Saturday, May 06, 2006
Gas Guzzlers
Think high gas prices make filling up your SUV painful? Try pulling up to the pump in the 101,000-ton Carnival Destiny.
The soaring cost of oil has already hit motorists and airlines hard. Now it has cruise lines redrawing routes and changing schedules. Carnival Cruise Lines says its Destiny ship won't be stopping at Aruba, which requires a fuel-guzzling trip far south. Royal Caribbean is making travelers show up for earlier departures on some of its cruises so ships can sail at a slower, more fuel-efficient speed. And at Regent Seven Seas, they're tacking on a daily fuel surcharge starting at $5 a person (that's $12 on Tahiti trips).
With cruise-ship fuel costs up about 30% over the past year, industry experts say other operators might follow suit. "They're looking at everything more closely," says Tim Conder, leisure analyst at A.G. Edwards.
Carnival's announcement doesn't come as much of a surprise. Rising fuel prices helped contribute to a 19% decline in its fiscal first-quarter profit. The new itineraries, says Carnival spokesman Vance Gulliksen, are also an attempt to "freshen the product."

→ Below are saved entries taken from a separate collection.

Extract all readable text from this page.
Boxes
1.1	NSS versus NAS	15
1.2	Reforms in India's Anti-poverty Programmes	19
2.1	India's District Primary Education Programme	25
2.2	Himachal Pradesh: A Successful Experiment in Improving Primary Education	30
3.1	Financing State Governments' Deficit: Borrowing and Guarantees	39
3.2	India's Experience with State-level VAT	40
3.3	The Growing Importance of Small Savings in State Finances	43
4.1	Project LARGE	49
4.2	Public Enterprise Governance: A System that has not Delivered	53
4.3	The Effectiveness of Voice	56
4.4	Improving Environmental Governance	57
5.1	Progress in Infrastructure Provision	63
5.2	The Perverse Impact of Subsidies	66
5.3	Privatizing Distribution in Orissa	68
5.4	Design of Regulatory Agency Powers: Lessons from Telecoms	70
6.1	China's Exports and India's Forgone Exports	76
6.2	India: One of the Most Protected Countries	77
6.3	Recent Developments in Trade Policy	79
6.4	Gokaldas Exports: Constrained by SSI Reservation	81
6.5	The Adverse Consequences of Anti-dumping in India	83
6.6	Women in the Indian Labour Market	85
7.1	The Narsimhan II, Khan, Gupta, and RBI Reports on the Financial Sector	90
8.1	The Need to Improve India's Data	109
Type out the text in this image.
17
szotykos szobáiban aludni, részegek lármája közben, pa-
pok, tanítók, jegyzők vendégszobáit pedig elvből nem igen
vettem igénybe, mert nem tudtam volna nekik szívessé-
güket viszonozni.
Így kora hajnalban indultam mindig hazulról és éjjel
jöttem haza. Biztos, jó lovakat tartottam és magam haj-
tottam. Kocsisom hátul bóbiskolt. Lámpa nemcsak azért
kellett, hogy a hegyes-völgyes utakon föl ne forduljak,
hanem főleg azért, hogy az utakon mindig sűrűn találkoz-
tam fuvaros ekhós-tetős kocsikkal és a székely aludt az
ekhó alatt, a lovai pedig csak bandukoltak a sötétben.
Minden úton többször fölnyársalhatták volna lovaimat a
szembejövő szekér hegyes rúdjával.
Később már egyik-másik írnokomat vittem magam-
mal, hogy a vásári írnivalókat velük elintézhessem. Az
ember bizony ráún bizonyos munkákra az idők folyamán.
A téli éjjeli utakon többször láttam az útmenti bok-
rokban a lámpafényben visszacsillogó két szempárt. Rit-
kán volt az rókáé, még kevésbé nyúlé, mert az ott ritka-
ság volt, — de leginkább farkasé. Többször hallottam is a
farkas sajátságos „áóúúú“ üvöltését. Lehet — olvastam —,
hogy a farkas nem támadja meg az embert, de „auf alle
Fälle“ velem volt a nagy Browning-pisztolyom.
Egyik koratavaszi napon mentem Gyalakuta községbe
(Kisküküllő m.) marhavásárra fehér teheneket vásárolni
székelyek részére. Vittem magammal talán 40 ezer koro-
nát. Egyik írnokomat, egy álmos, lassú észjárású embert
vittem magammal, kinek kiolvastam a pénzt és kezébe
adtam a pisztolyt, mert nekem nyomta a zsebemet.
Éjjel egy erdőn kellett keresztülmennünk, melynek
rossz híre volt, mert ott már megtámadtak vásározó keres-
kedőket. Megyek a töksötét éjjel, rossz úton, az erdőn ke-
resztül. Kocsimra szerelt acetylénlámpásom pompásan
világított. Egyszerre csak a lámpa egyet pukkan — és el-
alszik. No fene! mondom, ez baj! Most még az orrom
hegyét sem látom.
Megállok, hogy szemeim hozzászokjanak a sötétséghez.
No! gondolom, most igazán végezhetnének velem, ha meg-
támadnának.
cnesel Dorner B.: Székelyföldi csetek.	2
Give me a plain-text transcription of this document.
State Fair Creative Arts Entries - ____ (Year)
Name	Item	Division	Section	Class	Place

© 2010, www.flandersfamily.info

From January, Carnival will nix Aruba from the Destiny itinerary. The island off the coast of Venezuela will be replaced with stops at St. Lucia and Antigua -- making the cruise about 470 miles shorter. Carnival says it also has itinerary changes set for its Legend liner, scrubbing Barbados and Martinique for two islands that are closer together.
But Steve Gelfuso, owner of Cruise Brothers, a travel agency in Cranston, R.I., says his clients couldn't care less about where they stop. "The real cruise people just go for the ship. It's never as nice on one of those islands."